Esperança em meio a escravidão

 


"A esperança que se levanta e nos capacita a enfrentar o pior depende da fé em algo que transcenda este mundo e esta vida, algo que não está disponível para aqueles que vivem dentro de uma visão de mundo que nega o sobrenatural.


Howard Thurman, estudioso afro-americano da Universidade de Boston da metade do século 20, fez uma palestra famosa em Harvard, em 1947, sobre o significado do gênero musical “Negro spirituals”. Ele contestou a crítica de que os spirituals afro-americanos eram excessivamente "do outro mundo", cheios demais de referências ao céu, a coroas e tronos e às vestes que os cantores usariam quando Jesus voltasse.


O argumento era de que tais crenças tornavam as pessoas dóceis e submissas.


Pelo contrário, Thurman argumentou, essa fé cantada servia para aprofundar a capacidade de resistência dos escravos. Os spirituals encerravam a crença cristã em um juízo final, um dia em que todas as injustiças seriam reparadas.
Incluíam também a crença na imortalidade das pessoas e na reunião com os entes queridos para sempre. A partir dessas doutrinas "cresceu a convicção de que esse é o tipo de Universo que não pode negar, ao fim de tudo, as necessidades de amor e de anseio. [...] A união com os entes queridos remete por fim à esperança de imortalidade e a questão da imortalidade remete a Deus. Portanto Deus consertaria todas as coisas".


Thurman negou que essa esperança cristā debilitasse o amor-próprio dos escravos ou sua capacidade de enfrentar aqueles que lhes roubaram a liberdade. Em vez disso, “ela ensinava a um povo como ter êxito na vida, a encarar com firmeza os fatos que argumentam de modo mais dramático contra toda esperança, e a usar esses fatos como matéria-prima com a qual teciam uma esperança que o ambiente em que viviam, com toda sua crueldade característica, não poderia esmagar. [...] Isso [...] os capacitava a rejeitar a aniquilação e a reafirmar um terrível direito de viver”.


Por que nada era capaz de lhes destruir a esperança? Porque ela era do outro mundo, não se baseava em circunstância alguma que estivesse dentro dos muros deste mundo. Ela faz parte do futuro de Deus.
Essa esperança os capacitava a "reafirmar o terrível direito de viver”.

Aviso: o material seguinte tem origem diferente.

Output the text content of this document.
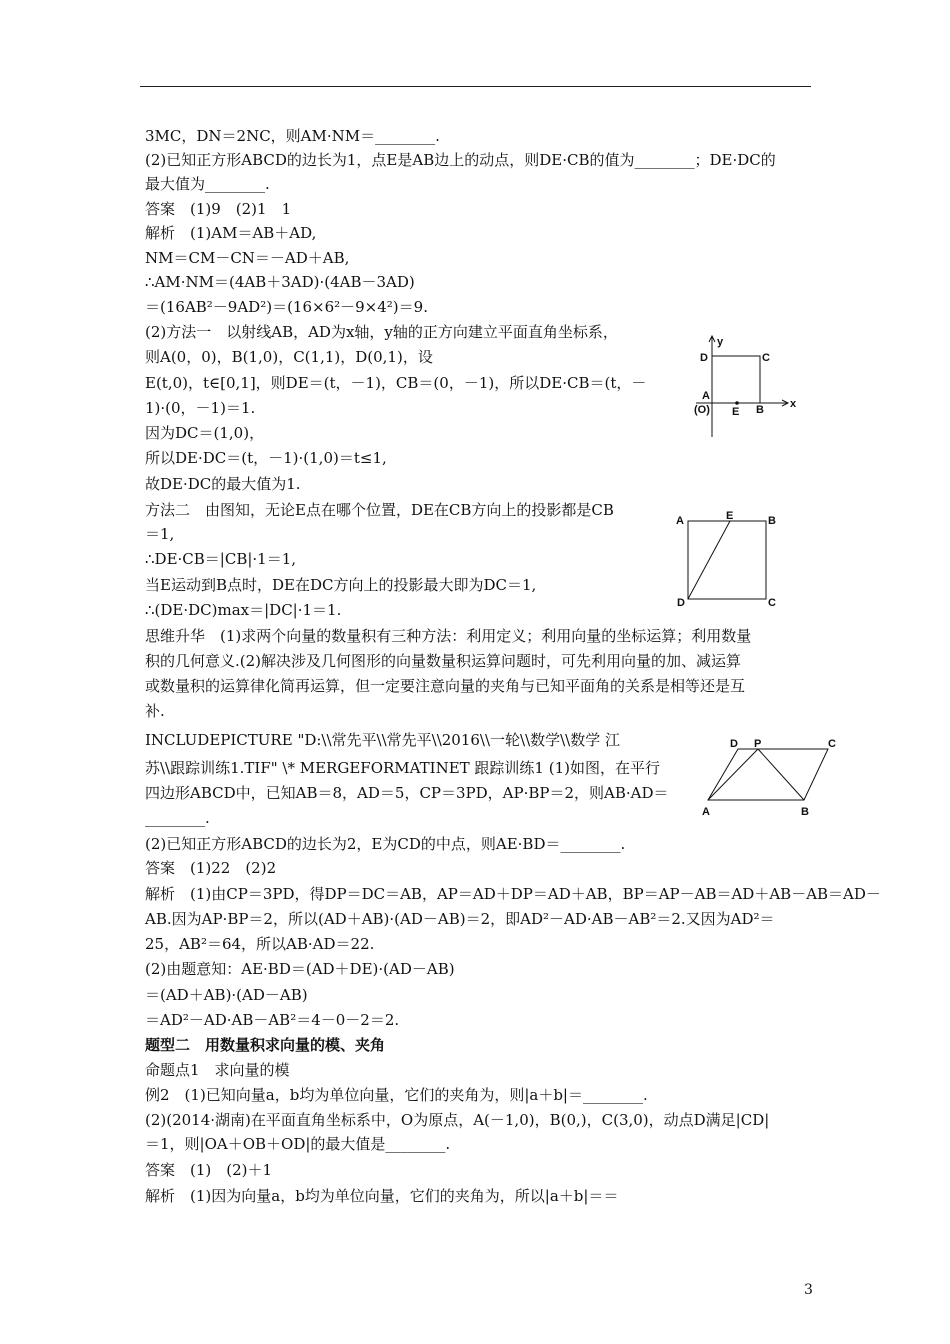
3MC，DN＝2NC，则AM·NM＝________.
(2)已知正方形ABCD的边长为1，点E是AB边上的动点，则DE·CB的值为________；DE·DC的
最大值为________.
答案　(1)9　(2)1　1
解析　(1)AM＝AB＋AD,
NM＝CM－CN＝－AD＋AB,
∴AM·NM＝(4AB＋3AD)·(4AB－3AD)
＝(16AB²－9AD²)＝(16×6²－9×4²)＝9.
(2)方法一　以射线AB，AD为x轴，y轴的正方向建立平面直角坐标系，
则A(0，0)，B(1,0)，C(1,1)，D(0,1)，设
E(t,0)，t∈[0,1]，则DE＝(t，－1)，CB＝(0，－1)，所以DE·CB＝(t，－
1)·(0，－1)＝1.
因为DC＝(1,0)，
所以DE·DC＝(t，－1)·(1,0)＝t≤1,
故DE·DC的最大值为1.
方法二　由图知，无论E点在哪个位置，DE在CB方向上的投影都是CB
＝1,
∴DE·CB＝|CB|·1＝1,
当E运动到B点时，DE在DC方向上的投影最大即为DC＝1,
∴(DE·DC)max＝|DC|·1＝1.
思维升华　(1)求两个向量的数量积有三种方法：利用定义；利用向量的坐标运算；利用数量
积的几何意义.(2)解决涉及几何图形的向量数量积运算问题时，可先利用向量的加、减运算
或数量积的运算律化简再运算，但一定要注意向量的夹角与已知平面角的关系是相等还是互
补.
INCLUDEPICTURE "D:\\常先平\\常先平\\2016\\一轮\\数学\\数学 江
苏\\跟踪训练1.TIF" \* MERGEFORMATINET 跟踪训练1 (1)如图，在平行
四边形ABCD中，已知AB＝8，AD＝5，CP＝3PD，AP·BP＝2，则AB·AD＝
________.
(2)已知正方形ABCD的边长为2，E为CD的中点，则AE·BD＝________.
答案　(1)22　(2)2
解析　(1)由CP＝3PD，得DP＝DC＝AB，AP＝AD＋DP＝AD＋AB，BP＝AP－AB＝AD＋AB－AB＝AD－
AB.因为AP·BP＝2，所以(AD＋AB)·(AD－AB)＝2，即AD²－AD·AB－AB²＝2.又因为AD²＝
25，AB²＝64，所以AB·AD＝22.
(2)由题意知：AE·BD＝(AD＋DE)·(AD－AB)
＝(AD＋AB)·(AD－AB)
＝AD²－AD·AB－AB²＝4－0－2＝2.
题型二　用数量积求向量的模、夹角
命题点1　求向量的模
例2　(1)已知向量a，b均为单位向量，它们的夹角为，则|a＋b|＝________.
(2)(2014·湖南)在平面直角坐标系中，O为原点，A(－1,0)，B(0,)，C(3,0)，动点D满足|CD|
＝1，则|OA＋OB＋OD|的最大值是________.
答案　(1)　(2)＋1
解析　(1)因为向量a，b均为单位向量，它们的夹角为，所以|a＋b|＝＝
y
x
D	C
A
(O) E B
A	E	B
D	C
D P	C
A	B
3
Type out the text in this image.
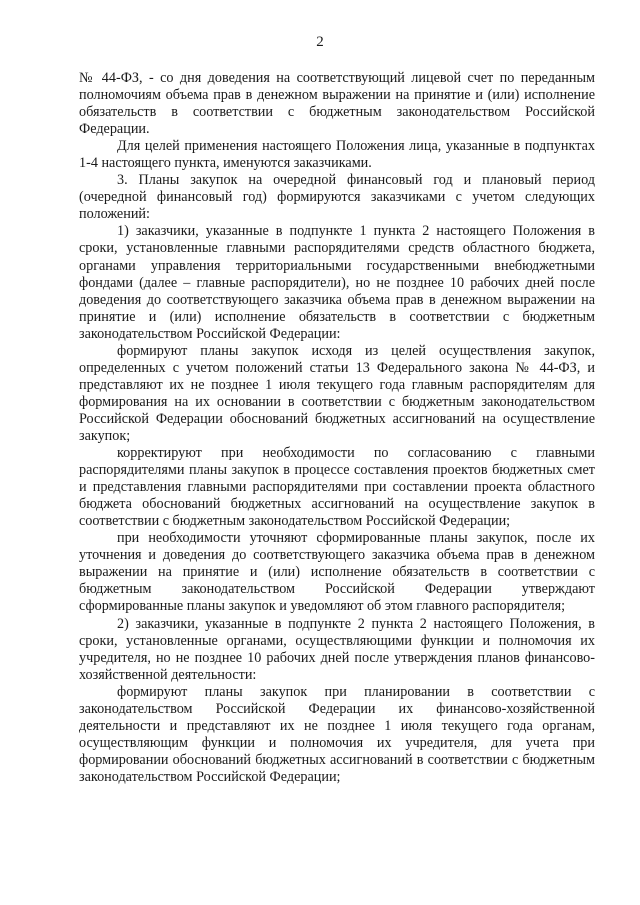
2

№ 44-ФЗ, - со дня доведения на соответствующий лицевой счет по переданным полномочиям объема прав в денежном выражении на принятие и (или) исполнение обязательств в соответствии с бюджетным законодательством Российской Федерации.

Для целей применения настоящего Положения лица, указанные в подпунктах 1-4 настоящего пункта, именуются заказчиками.

3. Планы закупок на очередной финансовый год и плановый период (очередной финансовый год) формируются заказчиками с учетом следующих положений:

1) заказчики, указанные в подпункте 1 пункта 2 настоящего Положения в сроки, установленные главными распорядителями средств областного бюджета, органами управления территориальными государственными внебюджетными фондами (далее – главные распорядители), но не позднее 10 рабочих дней после доведения до соответствующего заказчика объема прав в денежном выражении на принятие и (или) исполнение обязательств в соответствии с бюджетным законодательством Российской Федерации:

формируют планы закупок исходя из целей осуществления закупок, определенных с учетом положений статьи 13 Федерального закона № 44-ФЗ, и представляют их не позднее 1 июля текущего года главным распорядителям для формирования на их основании в соответствии с бюджетным законодательством Российской Федерации обоснований бюджетных ассигнований на осуществление закупок;

корректируют при необходимости по согласованию с главными распорядителями планы закупок в процессе составления проектов бюджетных смет и представления главными распорядителями при составлении проекта областного бюджета обоснований бюджетных ассигнований на осуществление закупок в соответствии с бюджетным законодательством Российской Федерации;

при необходимости уточняют сформированные планы закупок, после их уточнения и доведения до соответствующего заказчика объема прав в денежном выражении на принятие и (или) исполнение обязательств в соответствии с бюджетным законодательством Российской Федерации утверждают сформированные планы закупок и уведомляют об этом главного распорядителя;

2) заказчики, указанные в подпункте 2 пункта 2 настоящего Положения, в сроки, установленные органами, осуществляющими функции и полномочия их учредителя, но не позднее 10 рабочих дней после утверждения планов финансово-хозяйственной деятельности:

формируют планы закупок при планировании в соответствии с законодательством Российской Федерации их финансово-хозяйственной деятельности и представляют их не позднее 1 июля текущего года органам, осуществляющим функции и полномочия их учредителя, для учета при формировании обоснований бюджетных ассигнований в соответствии с бюджетным законодательством Российской Федерации;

Em determinado ponto de sua palestra, Thurman responde à objeção "Mas não podemos entender todo esse tipo de coisa em sentido literal. Com certeza toda essa conversa de coroas e céu é simbólica”.
Ele rebate que se tais coisas fossem vistas como meros símbolos e não como realidade, jamais poderiam ter servido para proporcionar uma vida de esperança a escravos, quando as perspectivas de melhoria eram tão pequenas.


Imagine que ridículo seria sentar-se com um grupo de escravos do início do século 19 e dizer: "Nunca haverá um dia do juízo em que as injustiças serão corrigidas. Não existe nenhum mundo e vida futuros em que seus anseios serão satisfeitos. Esta vida é tudo o que há. Quando você morre, simplesmente deixa de existir. Nossa única esperança real de um mundo melhor está no aprimoramento da política social. Agora, tendo isso em mente, vá e mantenha a cabeça erguida e viva uma vida de coragem e amor. Não se entregue ao desespero".


Um exercício mental desses revela como a esperança cristā tem mais poder para os sofredores do que um mero otimismo no progresso histórico. Thurman chama a atenção para o simples fato histórico de que a esperança na justiça eterna e na bênção divina sustentou o povo afro-americano."


Fontes: Deus na era Secular de Timothy Keller (Editora Vida Nova)
Howard Thurman, A strange freedom: the best of Howard Thurman on religious experience and public life, Walter Earl Fluker, org. (New York: Beacon, 1991).


Negro spirituals é um tipo de música religiosa geralmente de tom melancólico cantado a cappella por escravos negros especialmente da região sul dos EUA. Continua a ser cantado por corais renomados da atualidade no mundo todo.